若松美智子の心の中は、何とも言えない気持ちだった。
ただ泣きたかった。
息が詰まりそうだった。
蒼井華和が自分を嫌うのではないかと心配していたが、実際は自分の考えが狭すぎただけだった。
本当に高貴な人は、身分の上下など眼中にないのだ。
雨のせいで、車のスピードは遅かった。
12キロの道のりは、昼間なら最大でも30分だ。
しかし夜は視界が悪く、山道で滑るのを心配して、1時間近くかかってようやく村の入り口に着いた。
3台の車が同時に進入した。
村に入るとすぐ、犬の鳴き声が響いた。
「ワンワンワン……」
あちこちから鳴き声が聞こえた。
若松美智子は道を見続けながら、「運転手さん、村に入ってからは道が悪いので、もう少しゆっくり走ってください」と言った。
奥山村は山の麓に位置している。
使える土地が少なく、村の人口が非常に密集しているため、道は広くは作られていない。
少し注意を怠ると、タイヤが縁石の下に滑り落ちてしまう。
運転手はこのような道を運転したことがなく、夜は視界も悪いため、車が転覆しないよう極めてゆっくりと運転した。

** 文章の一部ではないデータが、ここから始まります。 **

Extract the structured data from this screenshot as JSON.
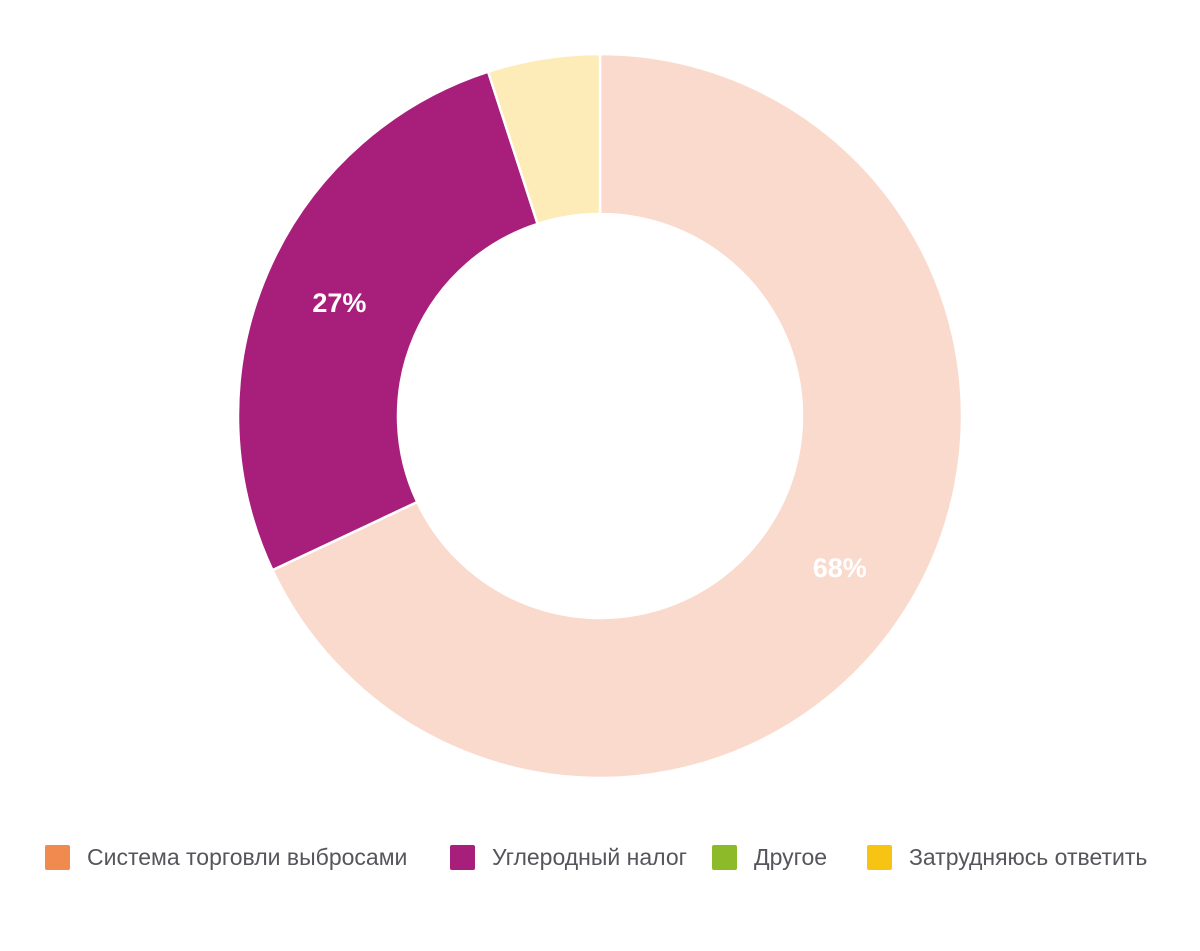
{
  "page": {
    "background_color": "#FFFFFF"
  },
  "chart_data": {
    "type": "pie",
    "subtype": "donut",
    "title": "",
    "unit": "%",
    "total": 100,
    "start_angle_deg": 0,
    "direction": "clockwise",
    "legend_position": "bottom",
    "grid": false,
    "data_label_color": "#FFFFFF",
    "legend_text_color": "#55565B",
    "series": [
      {
        "category": "Система торговли выбросами",
        "value": 68,
        "data_label": "68%",
        "slice_color": "#FADACD",
        "legend_color": "#F08A4E"
      },
      {
        "category": "Углеродный налог",
        "value": 27,
        "data_label": "27%",
        "slice_color": "#A71F7A",
        "legend_color": "#A71F7A"
      },
      {
        "category": "Другое",
        "value": 0,
        "data_label": "",
        "slice_color": "#8CBA29",
        "legend_color": "#8CBA29"
      },
      {
        "category": "Затрудняюсь ответить",
        "value": 5,
        "data_label": "",
        "slice_color": "#FDECB8",
        "legend_color": "#F7C413"
      }
    ]
  }
}
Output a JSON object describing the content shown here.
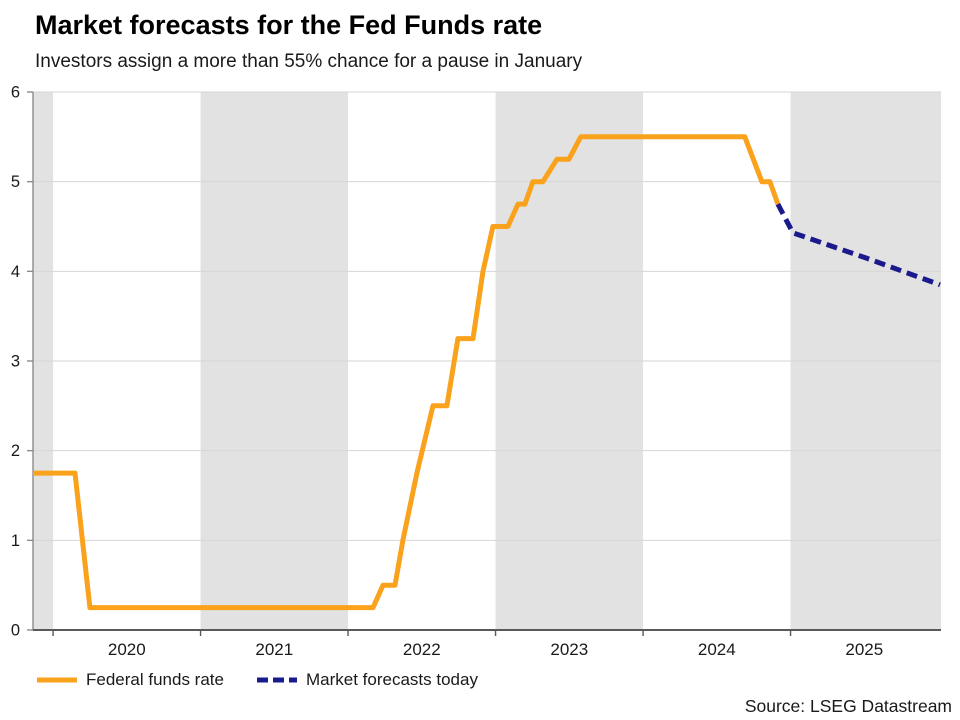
{
  "header": {
    "title_note": "bound from chart_data"
  },
  "footer": {
    "source": "Source: LSEG Datastream"
  },
  "chart_data": {
    "type": "line",
    "title": "Market forecasts for the Fed Funds rate",
    "subtitle": "Investors assign a more than 55% chance for a pause in January",
    "source": "Source: LSEG Datastream",
    "xlabel": "",
    "ylabel": "",
    "x_domain": [
      2019.864,
      2026.02
    ],
    "y_domain": [
      0,
      6
    ],
    "y_ticks": [
      0,
      1,
      2,
      3,
      4,
      5,
      6
    ],
    "x_ticks": [
      2020,
      2021,
      2022,
      2023,
      2024,
      2025
    ],
    "x_tick_labels": [
      {
        "label": "2020",
        "t": 2020.5
      },
      {
        "label": "2021",
        "t": 2021.5
      },
      {
        "label": "2022",
        "t": 2022.5
      },
      {
        "label": "2023",
        "t": 2023.5
      },
      {
        "label": "2024",
        "t": 2024.5
      },
      {
        "label": "2025",
        "t": 2025.5
      }
    ],
    "grid": "horizontal",
    "legend_position": "bottom-left",
    "shaded_bands": [
      [
        2019.864,
        2020.0
      ],
      [
        2021.0,
        2022.0
      ],
      [
        2023.0,
        2024.0
      ],
      [
        2025.0,
        2026.02
      ]
    ],
    "colors": {
      "band": "#e2e2e2",
      "gridline": "#d6d6d6",
      "axis_left": "#8c8c8c",
      "axis_bottom": "#595959",
      "tick_label": "#1a1a1a"
    },
    "series": [
      {
        "name": "Federal funds rate",
        "color": "#faa21b",
        "style": "solid",
        "points": [
          [
            2019.864,
            1.75
          ],
          [
            2020.149,
            1.75
          ],
          [
            2020.25,
            0.25
          ],
          [
            2022.169,
            0.25
          ],
          [
            2022.237,
            0.5
          ],
          [
            2022.318,
            0.5
          ],
          [
            2022.372,
            1.0
          ],
          [
            2022.467,
            1.75
          ],
          [
            2022.576,
            2.5
          ],
          [
            2022.67,
            2.5
          ],
          [
            2022.745,
            3.25
          ],
          [
            2022.847,
            3.25
          ],
          [
            2022.915,
            4.0
          ],
          [
            2022.982,
            4.5
          ],
          [
            2023.084,
            4.5
          ],
          [
            2023.152,
            4.75
          ],
          [
            2023.199,
            4.75
          ],
          [
            2023.253,
            5.0
          ],
          [
            2023.321,
            5.0
          ],
          [
            2023.416,
            5.25
          ],
          [
            2023.497,
            5.25
          ],
          [
            2023.578,
            5.5
          ],
          [
            2024.69,
            5.5
          ],
          [
            2024.806,
            5.0
          ],
          [
            2024.86,
            5.0
          ],
          [
            2024.914,
            4.75
          ]
        ]
      },
      {
        "name": "Market forecasts today",
        "color": "#1a1a8c",
        "style": "dashed",
        "points": [
          [
            2024.914,
            4.75
          ],
          [
            2025.016,
            4.43
          ],
          [
            2025.51,
            4.15
          ],
          [
            2026.013,
            3.85
          ]
        ]
      }
    ]
  }
}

「お姉さん、ここはどんな場所なんですか!道があまりにも走りにくいです。」
若松美智子は「この道はまだましな方です。この先には崖沿いの道があります」と答えた。
「崖沿いの道?」
この言葉を聞いた運転手は、顔が真っ青になった。
「はい」若松美智子は頷いた。
「いや、だめです。私、高所恐怖症なんです」運転手はブレーキを踏み、如月廷真の方を振り向いて「先生、私たち、夜明けまで待てませんか?」と言った。
もう運転を続けられなかった。
考えただけでも怖かった。
如月廷真が眉をひそめ、何か言おうとした時、蒼井華和が「私が運転します」と言った。
運転手は蒼井華和を見て「蒼井さん?」と言った。
蒼井華和はまだ若いのに。
運転できるのだろうか?
蒼井華和が運転すると言うのを聞いて、運転手は渋々「じゃあ、やっぱり私が運転します」と言った。
やはり彼はベテラン運転手なので、若い女性より安全だろう。
「大丈夫です、私にできます」
蒼井華和は車のドアを開け、運転席に向かった。
運転手は仕方なく降りて、後部座席に移動した。